Weitere diskutierte Perspektiven sind die Bedeutung von Antisemitismus in Zeiten moderner Vergesellschaftung (Werner) und sekundärer Antisemitismus (Killguss/Sturm), die verdeutlichen, wie Juden*Jüdinnen für gesellschaftliche Entwicklungen verantwortlich gemacht und gesellschaftliche Diskurse machtvoll verdreht werden: „Die stellvertretende Ausgrenzung und Bekämpfung von Juden*Jüdinnen verschont dabei die eigentlichen Ziele der Kritik – gesellschaftlicher Wandel, staatliche Organisation und Kapitalismus – und stabilisiert die Verhältnisse dadurch sogar.“ (S. 125) Auch im sekundären Antisemitismus (Killguss/Sturm) werden die Erfahrungen von jüdischen Opfern des Nationalsozialismus unsichtbar gemacht oder umgedeutet, was in Form von Holocaustleugnung und -relativierung, der Entschädigungsdebatte und der Geschichtsverdrehung/Täter-Opfer-Umkehr sichtbar wird.
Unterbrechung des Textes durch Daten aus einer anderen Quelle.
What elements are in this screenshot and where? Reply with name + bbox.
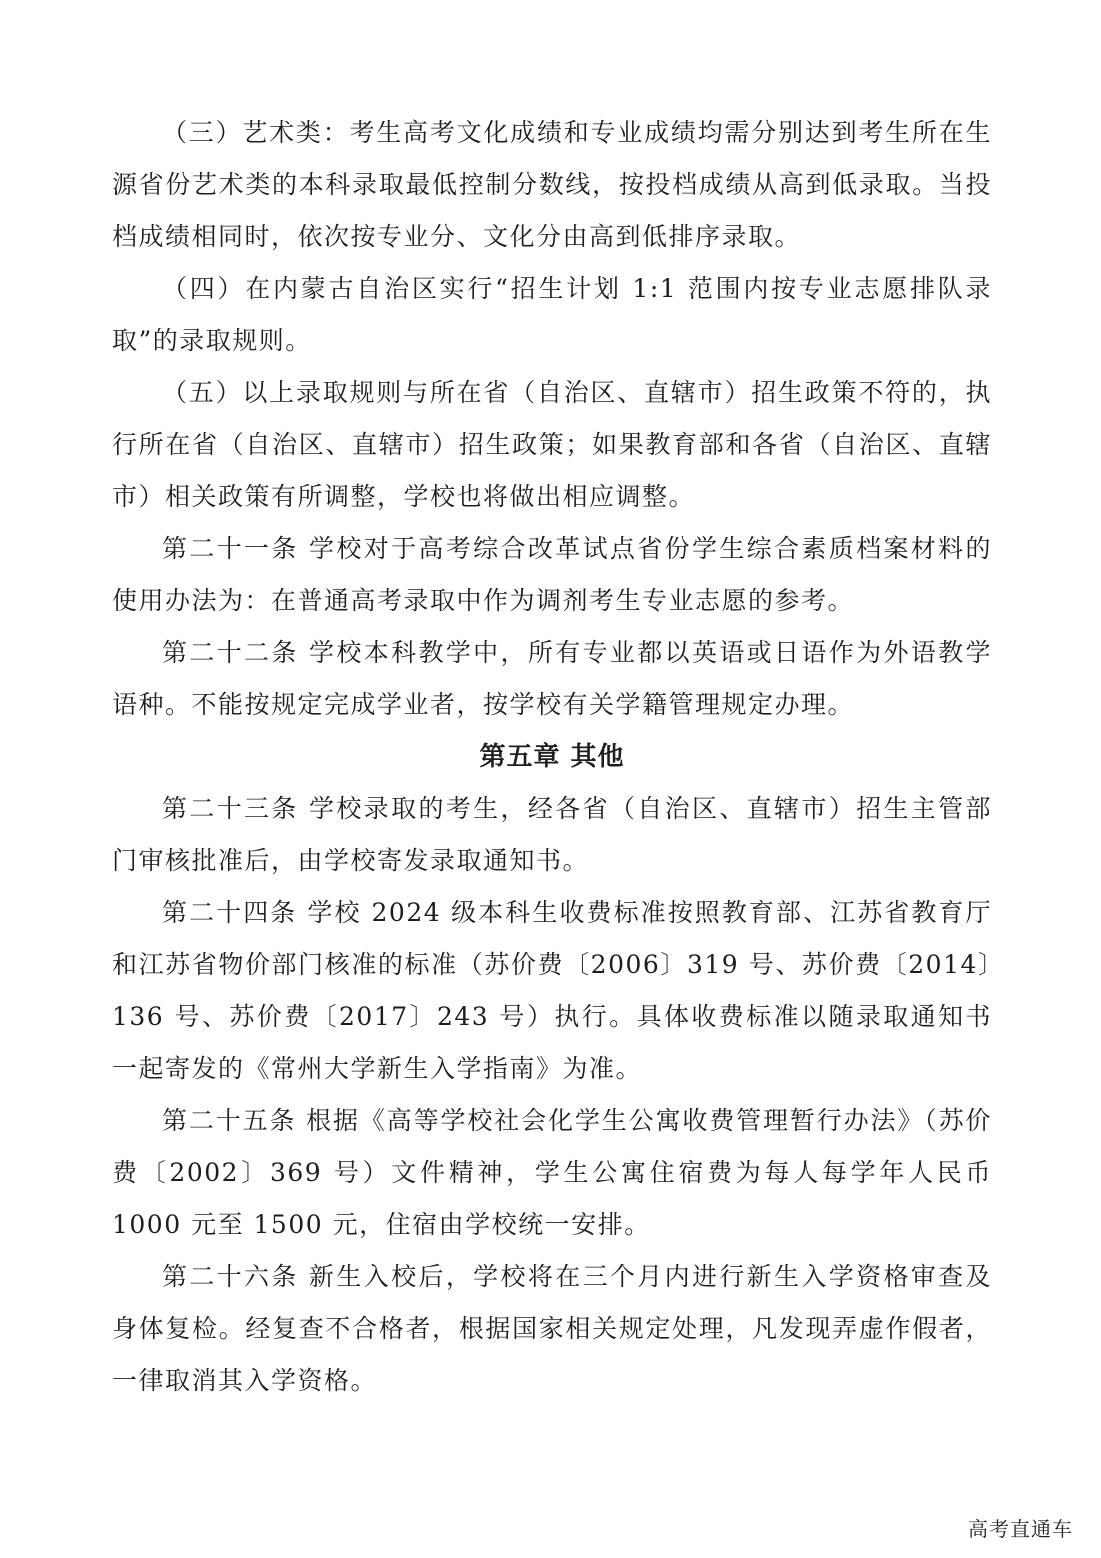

Ein bedeutender Diskurs in diesem Kontext ist der des israelbezogenen Antisemitismus (Fava), der die antisemitischen Ressentiments in Verbindung mit Israelkritik thematisiert und das damit einhergehende Verhältnis zwischen Antisemitismus und antimuslimischem Rassismus (Hößl) als miteinander verschränkt diskutiert. Dabei kann ein per se „muslimischer“ Antisemitismus negiert werden: „Religiösen Selbstverortungen als ‚muslimisch‘ kann mit Blick auf Antisemitismus eine Bedeutung zukommen (…). Dies muss aber nicht immer der Fall sein, wenn sich jemand antisemitisch äußert und sich daneben – in welcher Art und Weise auch immer – als ‚MuslimIn‘ definiert.“ (S. 188) Durch kritische Blickwinkel auf Forschungsergebnisse und -lücken arbeitet der Beitrag auch damit einhergehende Leerstellen auf.